The Key Is In Identification Of Which Tasks Can Be Automated And Which Should Remain Inherently Human
A paper published in the journal, Journalism Practice, conducted thorough research to examine the implications of automation in newsrooms through field theories and in-depth interviews.
While the discussion around the use of automation or AI and the number of jobs it will take away remains relevant, other major concern arises in the form of quality.
Automation has a tendency towards easy-to-consume products. This is already evident in journalism’s shift towards data-centric and short, easy-to-digest content that caters to audience preferences.

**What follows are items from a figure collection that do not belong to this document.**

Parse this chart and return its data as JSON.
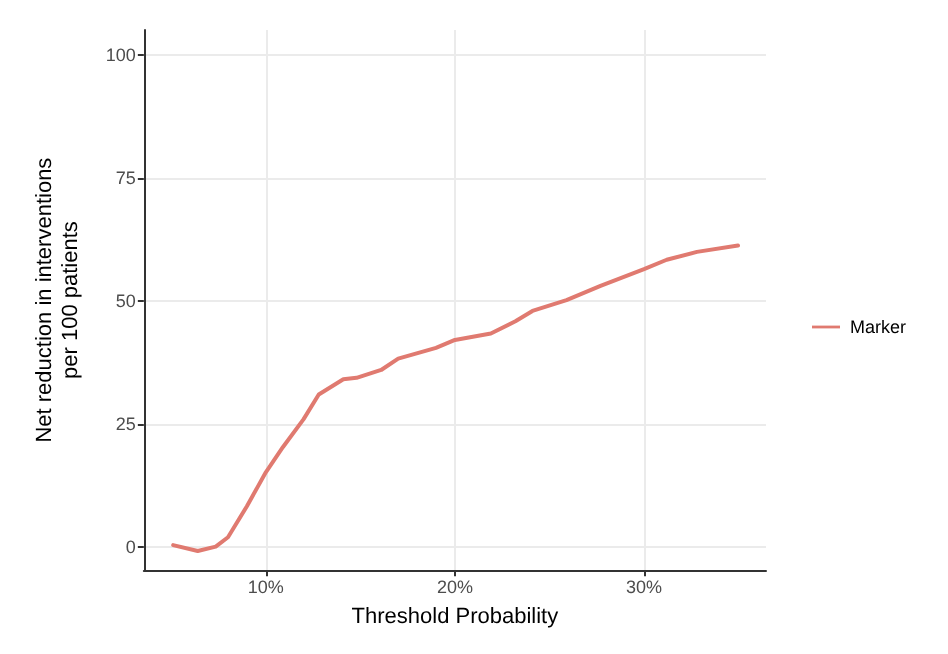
{
  "chart_data": {
    "type": "line",
    "xlabel": "Threshold Probability",
    "ylabel": "Net reduction in interventions\nper 100 patients",
    "xlim": [
      3.55,
      36.45
    ],
    "xticks": [
      {
        "value": 10,
        "label": "10%"
      },
      {
        "value": 20,
        "label": "20%"
      },
      {
        "value": 30,
        "label": "30%"
      }
    ],
    "ylim": [
      -4.8,
      105
    ],
    "yticks": [
      0,
      25,
      50,
      75,
      100
    ],
    "grid": true,
    "legend": "right",
    "line_style": "solid",
    "marker": "none",
    "series": [
      {
        "name": "Marker",
        "color": "#e07a70",
        "x": [
          5.1,
          6.4,
          7.35,
          8.0,
          9.0,
          10,
          10.9,
          12.0,
          12.8,
          14.1,
          14.8,
          16.1,
          17.0,
          19.0,
          20,
          21.9,
          23.2,
          24.1,
          25.9,
          27.7,
          30,
          31.2,
          32.8,
          34.97
        ],
        "values": [
          0.3,
          -0.9,
          0,
          1.9,
          8.2,
          15.1,
          20.2,
          25.9,
          30.9,
          34.0,
          34.3,
          35.9,
          38.2,
          40.4,
          42.0,
          43.3,
          45.8,
          47.9,
          50.1,
          53.0,
          56.4,
          58.3,
          59.9,
          61.2
        ]
      }
    ]
  }
}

As news outlets try to remain financially viable and at the same time produce well-researched and evidence-centric news, technologists can help them do better, work more efficiently, and innovate. However, at the same time, more infiltration of technologists in the field can lead to journalism losing its autonomy.
Immersive Automation, a research consortium, came up with a thorough report that focuses on news creation and automation.
For pragmatic considerations of implementing and deploying automation in newsrooms, it is important for organisations faced with potential radical changes such as news automation, to implement strategies that “incorporate a holistic view of these news tools of how they reflect (or deflect) the identity of the organisations.”
The report also highlights the ethical considerations and transparency that organisations need to consider in terms of data, selection of facts, self-regulation, legal liability, by-lines, personalisation and correction policy.
“The future of automation lies in the deconstruction of fundamental principles of journalism,” the report concludes, “That means, breaking down journalistic work into actual information artefacts and micro-processes so as to analyse what can be automated and what are inherently human tasks.”
In Conclusion
The entry of AI-based tools and products in newsrooms looks inevitable. While this has several advantages across processes in news production, it is important not to lose values the news organisation stands for.
A clear distinction of what should be automated and what should be carried out by humans is a must.